The prevalence of contaminant microbial DNA in ancient bone samples represents the principal limiting factor for palaeogenomic studies, as it may comprise more than 99% of DNA molecules obtained. Efforts to exclude or reduce this contaminant fraction have been numerous but also variable in their success. Here, we present a simple but highly effective method to increase the relative proportion of endogenous molecules obtained from ancient bones.

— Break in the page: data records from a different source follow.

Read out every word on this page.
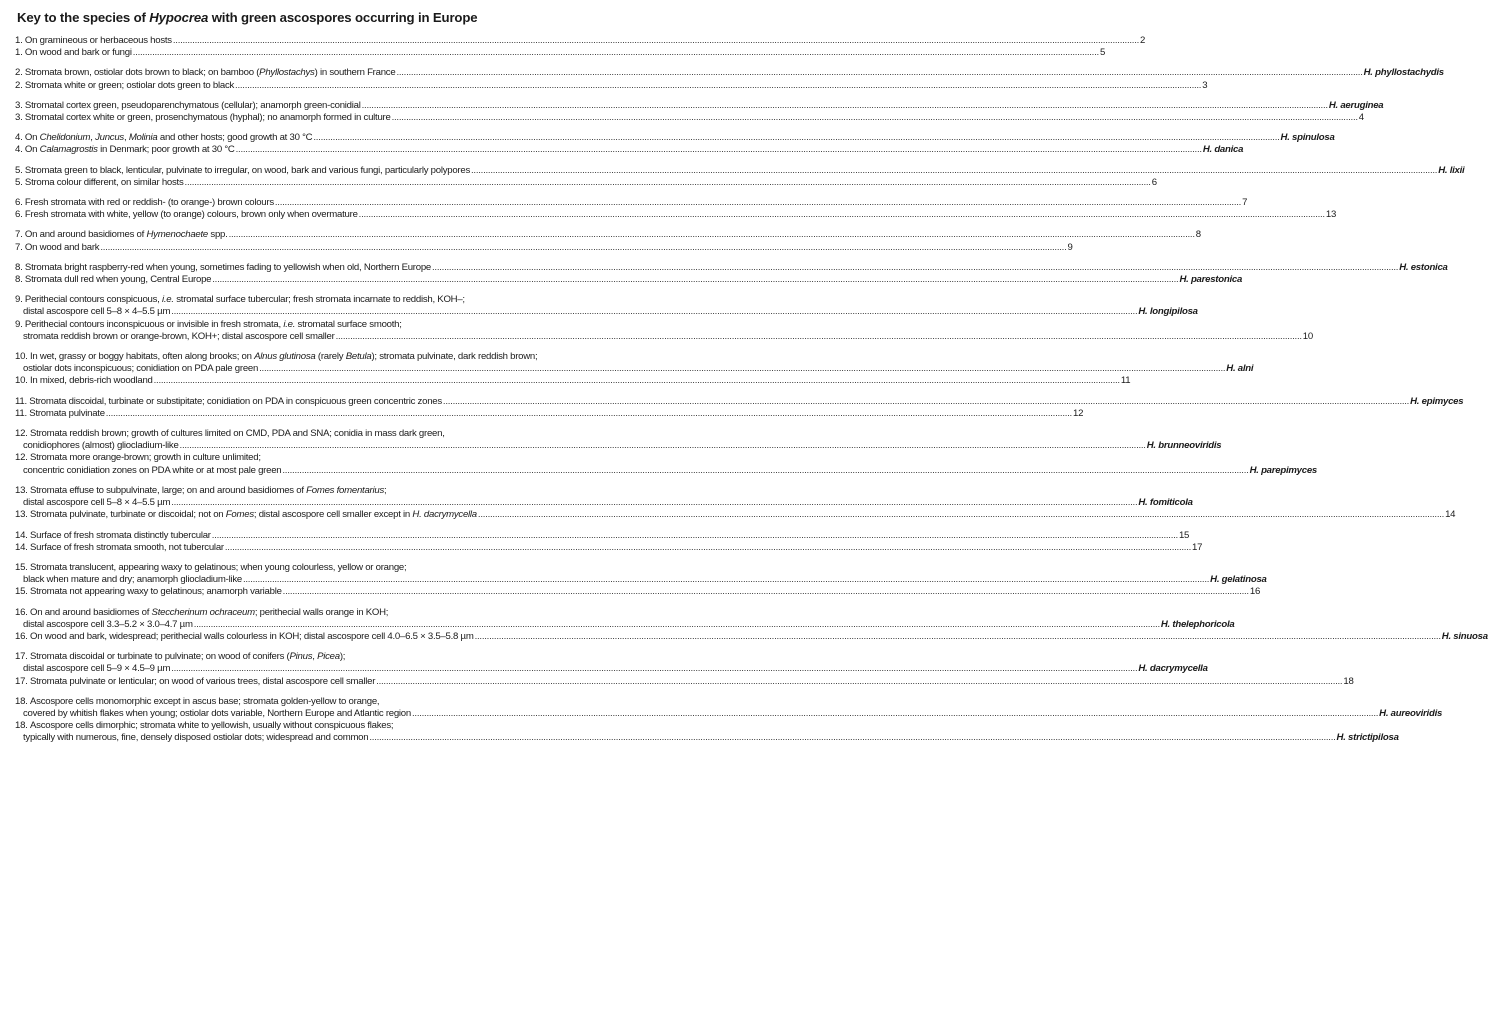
Key to the species of Hypocrea with green ascospores occurring in Europe
1. On gramineous or herbaceous hosts ................................................................................................................................................................................................................................................................................................................................................................................................................ 2
1. On wood and bark or fungi ................................................................................................................................................................................................................................................................................................................................................................................................................ 5
2. Stromata brown, ostiolar dots brown to black; on bamboo (Phyllostachys) in southern France ................................................................................................................................................................................................................................................................................................................................................................................................................ H. phyllostachydis
2. Stromata white or green; ostiolar dots green to black ................................................................................................................................................................................................................................................................................................................................................................................................................ 3
3. Stromatal cortex green, pseudoparenchymatous (cellular); anamorph green-conidial ................................................................................................................................................................................................................................................................................................................................................................................................................ H. aeruginea
3. Stromatal cortex white or green, prosenchymatous (hyphal); no anamorph formed in culture ................................................................................................................................................................................................................................................................................................................................................................................................................ 4
4. On Chelidonium, Juncus, Molinia and other hosts; good growth at 30 °C ................................................................................................................................................................................................................................................................................................................................................................................................................ H. spinulosa
4. On Calamagrostis in Denmark; poor growth at 30 °C ................................................................................................................................................................................................................................................................................................................................................................................................................ H. danica
5. Stromata green to black, lenticular, pulvinate to irregular, on wood, bark and various fungi, particularly polypores ................................................................................................................................................................................................................................................................................................................................................................................................................ H. lixii
5. Stroma colour different, on similar hosts ................................................................................................................................................................................................................................................................................................................................................................................................................ 6
6. Fresh stromata with red or reddish- (to orange-) brown colours ................................................................................................................................................................................................................................................................................................................................................................................................................ 7
6. Fresh stromata with white, yellow (to orange) colours, brown only when overmature ................................................................................................................................................................................................................................................................................................................................................................................................................ 13
7. On and around basidiomes of Hymenochaete spp. ................................................................................................................................................................................................................................................................................................................................................................................................................ 8
7. On wood and bark ................................................................................................................................................................................................................................................................................................................................................................................................................ 9
8. Stromata bright raspberry-red when young, sometimes fading to yellowish when old, Northern Europe ................................................................................................................................................................................................................................................................................................................................................................................................................ H. estonica
8. Stromata dull red when young, Central Europe ................................................................................................................................................................................................................................................................................................................................................................................................................ H. parestonica
9. Perithecial contours conspicuous, i.e. stromatal surface tubercular; fresh stromata incarnate to reddish, KOH–;
distal ascospore cell 5–8 × 4–5.5 µm ................................................................................................................................................................................................................................................................................................................................................................................................................ H. longipilosa
9. Perithecial contours inconspicuous or invisible in fresh stromata, i.e. stromatal surface smooth;
stromata reddish brown or orange-brown, KOH+; distal ascospore cell smaller ................................................................................................................................................................................................................................................................................................................................................................................................................ 10
10. In wet, grassy or boggy habitats, often along brooks; on Alnus glutinosa (rarely Betula); stromata pulvinate, dark reddish brown;
ostiolar dots inconspicuous; conidiation on PDA pale green ................................................................................................................................................................................................................................................................................................................................................................................................................ H. alni
10. In mixed, debris-rich woodland ................................................................................................................................................................................................................................................................................................................................................................................................................ 11
11. Stromata discoidal, turbinate or substipitate; conidiation on PDA in conspicuous green concentric zones ................................................................................................................................................................................................................................................................................................................................................................................................................ H. epimyces
11. Stromata pulvinate ................................................................................................................................................................................................................................................................................................................................................................................................................ 12
12. Stromata reddish brown; growth of cultures limited on CMD, PDA and SNA; conidia in mass dark green,
conidiophores (almost) gliocladium-like ................................................................................................................................................................................................................................................................................................................................................................................................................ H. brunneoviridis
12. Stromata more orange-brown; growth in culture unlimited;
concentric conidiation zones on PDA white or at most pale green ................................................................................................................................................................................................................................................................................................................................................................................................................ H. parepimyces
13. Stromata effuse to subpulvinate, large; on and around basidiomes of Fomes fomentarius;
distal ascospore cell 5–8 × 4–5.5 µm ................................................................................................................................................................................................................................................................................................................................................................................................................ H. fomiticola
13. Stromata pulvinate, turbinate or discoidal; not on Fomes; distal ascospore cell smaller except in H. dacrymycella ................................................................................................................................................................................................................................................................................................................................................................................................................ 14
14. Surface of fresh stromata distinctly tubercular ................................................................................................................................................................................................................................................................................................................................................................................................................ 15
14. Surface of fresh stromata smooth, not tubercular ................................................................................................................................................................................................................................................................................................................................................................................................................ 17
15. Stromata translucent, appearing waxy to gelatinous; when young colourless, yellow or orange;
black when mature and dry; anamorph gliocladium-like ................................................................................................................................................................................................................................................................................................................................................................................................................ H. gelatinosa
15. Stromata not appearing waxy to gelatinous; anamorph variable ................................................................................................................................................................................................................................................................................................................................................................................................................ 16
16. On and around basidiomes of Steccherinum ochraceum; perithecial walls orange in KOH;
distal ascospore cell 3.3–5.2 × 3.0–4.7 µm ................................................................................................................................................................................................................................................................................................................................................................................................................ H. thelephoricola
16. On wood and bark, widespread; perithecial walls colourless in KOH; distal ascospore cell 4.0–6.5 × 3.5–5.8 µm ................................................................................................................................................................................................................................................................................................................................................................................................................ H. sinuosa
17. Stromata discoidal or turbinate to pulvinate; on wood of conifers (Pinus, Picea);
distal ascospore cell 5–9 × 4.5–9 µm ................................................................................................................................................................................................................................................................................................................................................................................................................ H. dacrymycella
17. Stromata pulvinate or lenticular; on wood of various trees, distal ascospore cell smaller ................................................................................................................................................................................................................................................................................................................................................................................................................ 18
18. Ascospore cells monomorphic except in ascus base; stromata golden-yellow to orange,
covered by whitish flakes when young; ostiolar dots variable, Northern Europe and Atlantic region ................................................................................................................................................................................................................................................................................................................................................................................................................ H. aureoviridis
18. Ascospore cells dimorphic; stromata white to yellowish, usually without conspicuous flakes;
typically with numerous, fine, densely disposed ostiolar dots; widespread and common ................................................................................................................................................................................................................................................................................................................................................................................................................ H. strictipilosa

Using computed tomography (CT) scanning, we identify the densest region of a bone as optimal for sampling. This approach accurately identifies the densest internal regions of petrous bones, which are known to be a source of high-purity ancient DNA. For ancient long bones, CT scans reveal a high-density outermost layer, which has been routinely removed and discarded prior to DNA extraction. For almost all long bones investigated, we find that targeted sampling of this outermost layer provides an increase in endogenous DNA content over that obtained from softer, trabecular bone. This targeted sampling can produce as much as 50-fold increase in the proportion of endogenous DNA, providing a directly proportional reduction in sequencing costs for shotgun sequencing experiments. The observed increases in endogenous DNA proportion are not associated with any reduction in absolute endogenous molecule recovery. Although sampling the outermost layer can result in higher levels of human contamination, some bones were found to have more contamination associated with the internal bone structures. Our method is highly consistent, reproducible and applicable across a wide range of bone types, ages and species. We predict that this discovery will greatly extend the potential to study ancient populations and species in the genomics era.